When I was in the reclined chair in the dark treatment room, I tried to take myself away, through an act of the imagination. My imagination. I tried to take myself to the lake in summer, early morning, myself the only swimmer, dragonflies stitching light to the surface of the water, and a kingfisher settled on a low bough of cedar, the one that hangs over the shallows. It would help but then it didn’t, because the procedures went on for so long, the first one nearly 3 hours. The second time, I tried to think of the scars that would develop as a result of the laser burns. I tried to see them in my imagination as a series of buttons sealing my retinas so that fluid wouldn’t get behind them and take away my sight. My vision. I was imagining my threadbare retinas as a fabric repaired with delicate buttons, born of heat.

As I swam, I was seeing a tapestry of buttons, all luminous, reflecting and refracting the light. When I got home, I shook out some buttons from the tin where I keep them, and I thought how they resembled moons, too, perforated by two eyes: mine. I felt that shimmer that I often experience when I’m on the threshold of writing. How to take the experience of lasers and buttons and make something of them. I’ve written about my eyes and the injury sustained in 2018. In one of the essays in Blue Portugal & Other Essays, I wrote about a quilt I made to help me understand what had happened, my experience of tests and entoptic phenomena, the path that led back into my teen years when I recovered from another serious accident.

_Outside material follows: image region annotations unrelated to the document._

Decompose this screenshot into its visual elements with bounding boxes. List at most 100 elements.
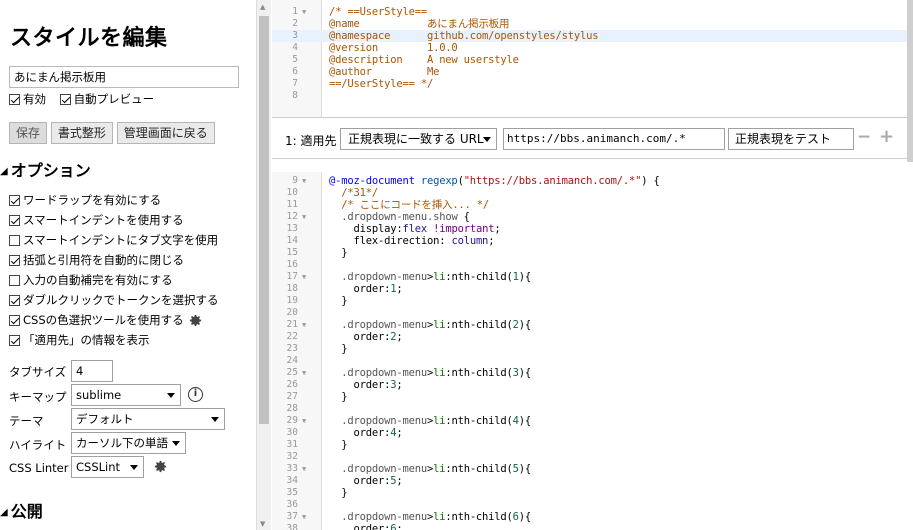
option-item[interactable]: CSSの色選択ツールを使用する — [9, 311, 219, 331]
code-line[interactable]: 32 — [272, 451, 913, 463]
tab-size-input[interactable]: 4 — [71, 360, 113, 382]
option-checkbox[interactable] — [9, 235, 20, 246]
sidebar-scrollbar[interactable]: ▲ ▼ — [256, 0, 271, 530]
option-item[interactable]: スマートインデントを使用する — [9, 211, 219, 231]
code-line[interactable]: 15 } — [272, 247, 913, 259]
code-line[interactable]: 12 ▼ .dropdown-menu.show { — [272, 211, 913, 223]
code-line[interactable]: 38 order:6; — [272, 523, 913, 530]
highlight-select[interactable]: カーソル下の単語 — [71, 432, 186, 454]
line-number: 30 — [286, 427, 298, 438]
option-label: 括弧と引用符を自動的に閉じる — [23, 253, 184, 267]
option-item[interactable]: 入力の自動補完を有効にする — [9, 271, 219, 291]
main-code-section[interactable]: 9 ▼ @-moz-document regexp("https://bbs.ani… — [272, 172, 913, 530]
code-line[interactable]: 5 @description A new userstyle — [272, 54, 913, 66]
fold-arrow-icon[interactable]: ▼ — [302, 319, 306, 331]
keymap-select[interactable]: sublime — [71, 384, 181, 406]
gear-icon[interactable] — [188, 313, 203, 328]
enabled-checkbox[interactable] — [9, 94, 20, 105]
code-editor[interactable]: 1 ▼ /* ==UserStyle== 2 @name あにまん掲示板用 3 @names… — [272, 0, 913, 530]
option-checkbox[interactable] — [9, 275, 20, 286]
scroll-down-arrow-icon[interactable]: ▼ — [260, 520, 265, 528]
code-line[interactable]: 26 order:3; — [272, 379, 913, 391]
option-checkbox[interactable] — [9, 215, 20, 226]
code-line[interactable]: 7 ==/UserStyle== */ — [272, 78, 913, 90]
code-line[interactable]: 37 ▼ .dropdown-menu>li:nth-child(6){ — [272, 511, 913, 523]
chevron-down-icon — [130, 465, 138, 470]
code-line[interactable]: 33 ▼ .dropdown-menu>li:nth-child(5){ — [272, 463, 913, 475]
option-checkbox[interactable] — [9, 315, 20, 326]
code-line[interactable]: 17 ▼ .dropdown-menu>li:nth-child(1){ — [272, 271, 913, 283]
fold-arrow-icon[interactable]: ▼ — [302, 367, 306, 379]
option-item[interactable]: スマートインデントにタブ文字を使用 — [9, 231, 219, 251]
code-line[interactable]: 22 order:2; — [272, 331, 913, 343]
fold-arrow-icon[interactable]: ▼ — [302, 6, 306, 18]
code-line[interactable]: 23 } — [272, 343, 913, 355]
code-line[interactable]: 24 — [272, 355, 913, 367]
line-number: 14 — [286, 235, 298, 246]
applies-type-select[interactable]: 正規表現に一致する URL — [340, 128, 497, 150]
code-line[interactable]: 36 — [272, 499, 913, 511]
code-line[interactable]: 9 ▼ @-moz-document regexp("https://bbs.ani… — [272, 175, 913, 187]
code-line[interactable]: 21 ▼ .dropdown-menu>li:nth-child(2){ — [272, 319, 913, 331]
test-regexp-button[interactable]: 正規表現をテスト — [728, 128, 854, 150]
scroll-up-arrow-icon[interactable]: ▲ — [260, 3, 265, 11]
fold-arrow-icon[interactable]: ▼ — [302, 175, 306, 187]
code-line[interactable]: 27 } — [272, 391, 913, 403]
code-line[interactable]: 19 } — [272, 295, 913, 307]
options-heading[interactable]: ◢ オプション — [0, 157, 91, 181]
beautify-button[interactable]: 書式整形 — [50, 122, 113, 144]
live-preview-checkbox[interactable] — [59, 94, 71, 105]
header-code-section[interactable]: 1 ▼ /* ==UserStyle== 2 @name あにまん掲示板用 3 @names… — [272, 0, 913, 117]
linter-select[interactable]: CSSLint — [71, 456, 144, 478]
theme-select[interactable]: デフォルト — [71, 408, 225, 430]
option-item[interactable]: 「適用先」の情報を表示 — [9, 331, 219, 351]
scrollbar-thumb[interactable] — [259, 16, 269, 424]
applies-value-input[interactable]: https://bbs.animanch.com/.* — [503, 128, 725, 150]
fold-arrow-icon[interactable]: ▼ — [302, 511, 306, 523]
code-line[interactable]: 11 /* ここにコードを挿入... */ — [272, 199, 913, 211]
fold-arrow-icon[interactable]: ▼ — [302, 271, 306, 283]
option-item[interactable]: ワードラップを有効にする — [9, 191, 219, 211]
applies-label: 1: 適用先 — [285, 134, 337, 148]
option-checkbox[interactable] — [9, 195, 20, 206]
code-line[interactable]: 34 order:5; — [272, 475, 913, 487]
code-line[interactable]: 4 @version 1.0.0 — [272, 42, 913, 54]
option-item[interactable]: ダブルクリックでトークンを選択する — [9, 291, 219, 311]
code-line[interactable]: 6 @author Me — [272, 66, 913, 78]
remove-applies-button[interactable]: − — [857, 127, 871, 147]
code-line[interactable]: 29 ▼ .dropdown-menu>li:nth-child(4){ — [272, 415, 913, 427]
line-number: 23 — [286, 343, 298, 354]
code-line[interactable]: 2 @name あにまん掲示板用 — [272, 18, 913, 30]
code-line[interactable]: 18 order:1; — [272, 283, 913, 295]
code-line[interactable]: 28 — [272, 403, 913, 415]
option-item[interactable]: 括弧と引用符を自動的に閉じる — [9, 251, 219, 271]
publish-heading[interactable]: ◢ 公開 — [0, 498, 43, 522]
editor-scrollbar[interactable] — [907, 0, 913, 162]
fold-arrow-icon[interactable]: ▼ — [302, 211, 306, 223]
code-line[interactable]: 1 ▼ /* ==UserStyle== — [272, 6, 913, 18]
code-line[interactable]: 13 display:flex !important; — [272, 223, 913, 235]
line-number: 11 — [286, 199, 298, 210]
fold-arrow-icon[interactable]: ▼ — [302, 415, 306, 427]
code-line[interactable]: 3 @namespace github.com/openstyles/stylus — [272, 30, 913, 42]
code-line[interactable]: 35 } — [272, 487, 913, 499]
info-icon[interactable]: i — [188, 387, 203, 402]
add-applies-button[interactable]: + — [879, 126, 894, 147]
option-checkbox[interactable] — [9, 255, 20, 266]
option-checkbox[interactable] — [9, 295, 20, 306]
code-line[interactable]: 20 — [272, 307, 913, 319]
code-line[interactable]: 10 /*31*/ — [272, 187, 913, 199]
code-line[interactable]: 30 order:4; — [272, 427, 913, 439]
style-name-input[interactable]: あにまん掲示板用 — [9, 66, 239, 88]
code-line[interactable]: 16 — [272, 259, 913, 271]
code-line[interactable]: 8 — [272, 90, 913, 102]
fold-arrow-icon[interactable]: ▼ — [302, 463, 306, 475]
save-button[interactable]: 保存 — [9, 122, 48, 144]
manage-button[interactable]: 管理画面に戻る — [116, 122, 215, 144]
code-line[interactable]: 25 ▼ .dropdown-menu>li:nth-child(3){ — [272, 367, 913, 379]
tab-size-row: タブサイズ — [9, 364, 71, 380]
option-checkbox[interactable] — [9, 335, 20, 346]
gear-icon[interactable] — [153, 459, 168, 474]
code-line[interactable]: 31 } — [272, 439, 913, 451]
code-line[interactable]: 14 flex-direction: column; — [272, 235, 913, 247]
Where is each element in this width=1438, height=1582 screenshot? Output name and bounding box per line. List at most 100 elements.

When I take up the quilt, I hear the silk rustling. It is almost alive under its top of patches and panels. Rustling like bird wings, something I could hear with my eyes closed. If I close my eyes, I hear the silk, the sound of rain on the roof, the restless movement of the cat investigating the boxes behind my desk. I push my thread through the holes in the shell buttons, two eyes side by side, tender stabs with a sharp needle. For a moment a tiny button hangs on the thread as I fiddle with a tangled bit, trying to ease it out. By a thread. We hang by a thread in this world of wonders and terror. On a path of indigo cotton, black silk streaked with gold, squares of grey flannel, linen the colour of midnight, these silvery buttons will make a small light for anyone walking in uncertainty, in hope, scarred or whole, the whole dark length.

I feel like I need that light now. Maybe you do too. The world is teetering, it seems to me, in a way it hasn’t in my lifetime. The only way I know to anchor my fears and apprehensions is to take that dark path to where it leads. I have these beautiful buttons, tiny lights, and because of the miracle of lasers and specialists, I also have my vision. Both kinds.

2 thoughts on ““We hang by a thread in this world of wonders and terror.””

  1. A friend of mine had some difficulty seeing things, but an examination of his eyes showed no problem. It seems his difficulty was caused by a problem with the electrical transmission and processing by the brain of the information received from the eyes possibly due to the onset of Alzheimers.

    1. I’m sorry about your friend, John. It seems my eye issues are age-related but precipitated by a hard fall in ice. Impact began a premature vitreous detachment and the vitreous tugged at the retinas. Right now I’m relieved to have a break from trips (3 hours there, 3 hours back…) to the specialist!